Extreme Heat and Overheating
Metoprolol makes it harder for your body to cool itself in two ways: it reduces the dilation of blood vessels near your skin’s surface (which is how your body radiates heat) and it decreases sweating. The CDC lists beta blockers like metoprolol among medications that increase the risk of heat-related illness, including fainting and falls from low blood pressure in hot environments.
During heat waves or intense outdoor activity in summer, stay hydrated, take breaks in air conditioning or shade, and pay attention to early signs of overheating like unusual fatigue, nausea, or feeling faint. These signals may appear at lower temperatures than you’re used to.
Blood Sugar Warning Signs if You Have Diabetes
Beta blockers can mask the symptoms your body normally uses to alert you to low blood sugar. When blood sugar drops, your body releases stress hormones that speed up your heart rate and make you feel shaky or anxious. Metoprolol suppresses that heart rate increase, so you may not notice the usual warning signs until your blood sugar is dangerously low. If you have diabetes or are at risk for hypoglycemia, relying on a glucose monitor rather than how you feel becomes more important while on this medication.

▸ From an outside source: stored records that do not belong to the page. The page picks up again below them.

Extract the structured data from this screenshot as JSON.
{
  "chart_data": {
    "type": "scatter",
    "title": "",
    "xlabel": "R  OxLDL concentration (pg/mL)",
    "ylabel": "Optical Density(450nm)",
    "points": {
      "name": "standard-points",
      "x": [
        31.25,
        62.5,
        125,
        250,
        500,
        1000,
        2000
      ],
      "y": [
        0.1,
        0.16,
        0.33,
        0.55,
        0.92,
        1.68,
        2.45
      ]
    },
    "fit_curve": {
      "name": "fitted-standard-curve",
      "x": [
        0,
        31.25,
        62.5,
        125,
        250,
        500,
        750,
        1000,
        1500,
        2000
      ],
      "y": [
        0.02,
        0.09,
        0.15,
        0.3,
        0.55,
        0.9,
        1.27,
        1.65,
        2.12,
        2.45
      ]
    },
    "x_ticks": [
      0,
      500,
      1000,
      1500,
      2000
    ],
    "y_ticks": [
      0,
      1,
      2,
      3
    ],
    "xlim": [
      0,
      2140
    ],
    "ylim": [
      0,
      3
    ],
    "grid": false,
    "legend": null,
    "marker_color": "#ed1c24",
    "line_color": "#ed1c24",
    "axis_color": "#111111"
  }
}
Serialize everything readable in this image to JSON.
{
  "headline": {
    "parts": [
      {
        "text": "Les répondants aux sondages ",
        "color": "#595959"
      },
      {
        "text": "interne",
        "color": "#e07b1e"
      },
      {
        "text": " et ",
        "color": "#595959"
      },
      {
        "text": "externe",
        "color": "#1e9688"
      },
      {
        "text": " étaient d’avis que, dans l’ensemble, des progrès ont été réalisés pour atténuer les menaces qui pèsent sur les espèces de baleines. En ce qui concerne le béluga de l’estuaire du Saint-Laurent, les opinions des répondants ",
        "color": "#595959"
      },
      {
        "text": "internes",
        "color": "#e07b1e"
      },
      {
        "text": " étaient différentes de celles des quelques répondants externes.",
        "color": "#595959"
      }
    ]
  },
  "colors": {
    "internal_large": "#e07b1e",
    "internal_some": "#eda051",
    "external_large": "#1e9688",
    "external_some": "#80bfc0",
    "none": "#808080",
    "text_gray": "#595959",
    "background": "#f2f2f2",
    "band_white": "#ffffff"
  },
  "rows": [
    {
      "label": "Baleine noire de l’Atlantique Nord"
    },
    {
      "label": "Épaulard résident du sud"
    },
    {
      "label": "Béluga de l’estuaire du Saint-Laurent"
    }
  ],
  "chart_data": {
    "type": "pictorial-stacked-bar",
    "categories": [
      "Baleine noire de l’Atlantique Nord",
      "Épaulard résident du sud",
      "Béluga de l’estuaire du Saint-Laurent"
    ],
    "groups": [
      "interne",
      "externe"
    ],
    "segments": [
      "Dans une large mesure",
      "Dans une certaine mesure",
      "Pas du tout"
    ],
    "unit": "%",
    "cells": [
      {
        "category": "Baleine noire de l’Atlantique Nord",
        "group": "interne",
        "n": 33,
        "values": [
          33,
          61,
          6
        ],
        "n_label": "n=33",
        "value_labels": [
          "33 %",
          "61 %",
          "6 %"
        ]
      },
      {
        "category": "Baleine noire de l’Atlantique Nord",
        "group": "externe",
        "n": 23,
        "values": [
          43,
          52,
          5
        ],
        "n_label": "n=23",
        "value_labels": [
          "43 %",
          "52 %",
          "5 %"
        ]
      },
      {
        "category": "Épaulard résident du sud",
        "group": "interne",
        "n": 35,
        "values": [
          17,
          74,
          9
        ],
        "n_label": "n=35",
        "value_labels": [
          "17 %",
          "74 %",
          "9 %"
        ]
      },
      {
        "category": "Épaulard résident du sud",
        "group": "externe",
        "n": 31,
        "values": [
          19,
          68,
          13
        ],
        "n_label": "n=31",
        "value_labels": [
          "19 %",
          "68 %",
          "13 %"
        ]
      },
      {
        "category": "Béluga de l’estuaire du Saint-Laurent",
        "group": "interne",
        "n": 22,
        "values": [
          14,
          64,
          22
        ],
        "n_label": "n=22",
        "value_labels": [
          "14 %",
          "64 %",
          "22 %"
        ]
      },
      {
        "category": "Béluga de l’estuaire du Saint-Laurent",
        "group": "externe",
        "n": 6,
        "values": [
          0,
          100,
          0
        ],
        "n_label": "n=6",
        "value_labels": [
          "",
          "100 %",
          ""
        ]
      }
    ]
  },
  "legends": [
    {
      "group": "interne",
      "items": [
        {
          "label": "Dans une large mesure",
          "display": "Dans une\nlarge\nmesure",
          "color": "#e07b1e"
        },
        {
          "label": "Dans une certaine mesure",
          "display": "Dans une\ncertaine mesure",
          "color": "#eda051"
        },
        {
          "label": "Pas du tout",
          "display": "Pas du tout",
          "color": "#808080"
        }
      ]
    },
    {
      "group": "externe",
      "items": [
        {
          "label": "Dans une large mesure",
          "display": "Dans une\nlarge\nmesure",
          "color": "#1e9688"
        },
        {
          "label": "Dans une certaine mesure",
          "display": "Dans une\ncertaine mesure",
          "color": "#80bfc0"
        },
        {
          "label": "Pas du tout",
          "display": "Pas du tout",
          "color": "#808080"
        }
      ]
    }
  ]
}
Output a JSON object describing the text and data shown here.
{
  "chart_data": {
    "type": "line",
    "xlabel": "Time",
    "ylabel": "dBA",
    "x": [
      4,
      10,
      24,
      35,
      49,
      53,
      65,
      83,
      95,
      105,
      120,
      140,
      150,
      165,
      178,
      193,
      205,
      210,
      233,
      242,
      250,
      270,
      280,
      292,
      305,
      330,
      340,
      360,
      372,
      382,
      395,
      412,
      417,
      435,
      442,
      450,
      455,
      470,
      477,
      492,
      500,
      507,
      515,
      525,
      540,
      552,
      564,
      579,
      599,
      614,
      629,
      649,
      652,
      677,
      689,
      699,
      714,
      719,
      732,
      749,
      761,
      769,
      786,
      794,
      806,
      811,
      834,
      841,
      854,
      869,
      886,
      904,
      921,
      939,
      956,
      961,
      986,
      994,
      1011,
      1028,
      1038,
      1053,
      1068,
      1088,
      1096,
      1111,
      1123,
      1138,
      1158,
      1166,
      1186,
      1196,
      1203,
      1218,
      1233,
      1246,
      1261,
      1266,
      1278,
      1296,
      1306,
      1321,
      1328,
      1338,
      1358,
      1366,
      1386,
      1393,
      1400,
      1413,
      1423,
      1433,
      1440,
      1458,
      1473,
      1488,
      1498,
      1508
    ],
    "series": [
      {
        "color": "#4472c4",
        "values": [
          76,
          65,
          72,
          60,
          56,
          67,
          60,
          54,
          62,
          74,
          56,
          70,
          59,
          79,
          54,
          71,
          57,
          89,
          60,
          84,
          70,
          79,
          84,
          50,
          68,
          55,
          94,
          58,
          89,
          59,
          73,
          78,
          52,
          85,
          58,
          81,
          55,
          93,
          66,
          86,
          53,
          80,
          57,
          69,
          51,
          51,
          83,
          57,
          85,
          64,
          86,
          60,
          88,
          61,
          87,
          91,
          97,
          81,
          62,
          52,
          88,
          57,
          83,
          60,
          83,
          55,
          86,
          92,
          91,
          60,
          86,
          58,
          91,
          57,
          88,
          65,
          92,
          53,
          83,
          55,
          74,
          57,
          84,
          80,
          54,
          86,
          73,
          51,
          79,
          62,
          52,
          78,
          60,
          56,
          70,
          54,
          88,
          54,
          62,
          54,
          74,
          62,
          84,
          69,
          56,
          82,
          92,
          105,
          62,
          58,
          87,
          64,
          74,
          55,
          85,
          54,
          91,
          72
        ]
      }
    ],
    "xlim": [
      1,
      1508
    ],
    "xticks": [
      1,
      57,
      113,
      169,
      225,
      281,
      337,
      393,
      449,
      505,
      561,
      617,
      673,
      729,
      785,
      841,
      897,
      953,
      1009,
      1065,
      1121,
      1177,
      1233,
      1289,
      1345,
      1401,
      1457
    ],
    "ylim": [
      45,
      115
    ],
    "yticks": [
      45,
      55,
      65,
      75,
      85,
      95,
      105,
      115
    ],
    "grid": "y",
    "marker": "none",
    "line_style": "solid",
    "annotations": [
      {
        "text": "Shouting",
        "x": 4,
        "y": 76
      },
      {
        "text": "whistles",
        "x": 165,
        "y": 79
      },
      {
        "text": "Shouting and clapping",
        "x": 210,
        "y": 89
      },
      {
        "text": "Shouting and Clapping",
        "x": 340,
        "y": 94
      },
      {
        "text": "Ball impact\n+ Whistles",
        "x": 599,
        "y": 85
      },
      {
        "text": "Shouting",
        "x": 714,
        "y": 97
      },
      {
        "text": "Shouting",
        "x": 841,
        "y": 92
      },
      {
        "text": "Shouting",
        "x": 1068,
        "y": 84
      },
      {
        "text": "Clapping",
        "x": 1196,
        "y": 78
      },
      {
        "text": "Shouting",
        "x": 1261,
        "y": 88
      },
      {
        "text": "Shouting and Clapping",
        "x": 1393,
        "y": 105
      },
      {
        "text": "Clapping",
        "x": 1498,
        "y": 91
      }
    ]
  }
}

Metoprolol can also mask the racing heart that accompanies a drop in blood pressure, which means you might progress from feeling fine to feeling faint with less warning than usual.
Breathing Conditions and Dose Sensitivity
Metoprolol is a “cardioselective” beta blocker, meaning at normal doses it primarily targets the heart rather than the lungs. Meta-analyses have confirmed that cardioselective beta blockers do not cause clinically significant breathing problems or increase flare-ups in people with mild to moderate asthma or COPD. Metoprolol has specifically been shown to be safe and effective in COPD patients and is sometimes considered the preferred beta blocker for starting therapy in this group.
The caveat is that selectivity is dose-dependent. At higher doses, metoprolol starts affecting the receptors in your airways too, which could trigger bronchospasm in susceptible people. If you have asthma or COPD, this doesn’t mean you can’t take metoprolol, but it does mean dose increases should be gradual, and you should be alert to any new wheezing or shortness of breath that wasn’t there before. Nonselective beta blockers like propranolol and sotalol carry a much higher risk and are generally avoided in people with reactive airway disease.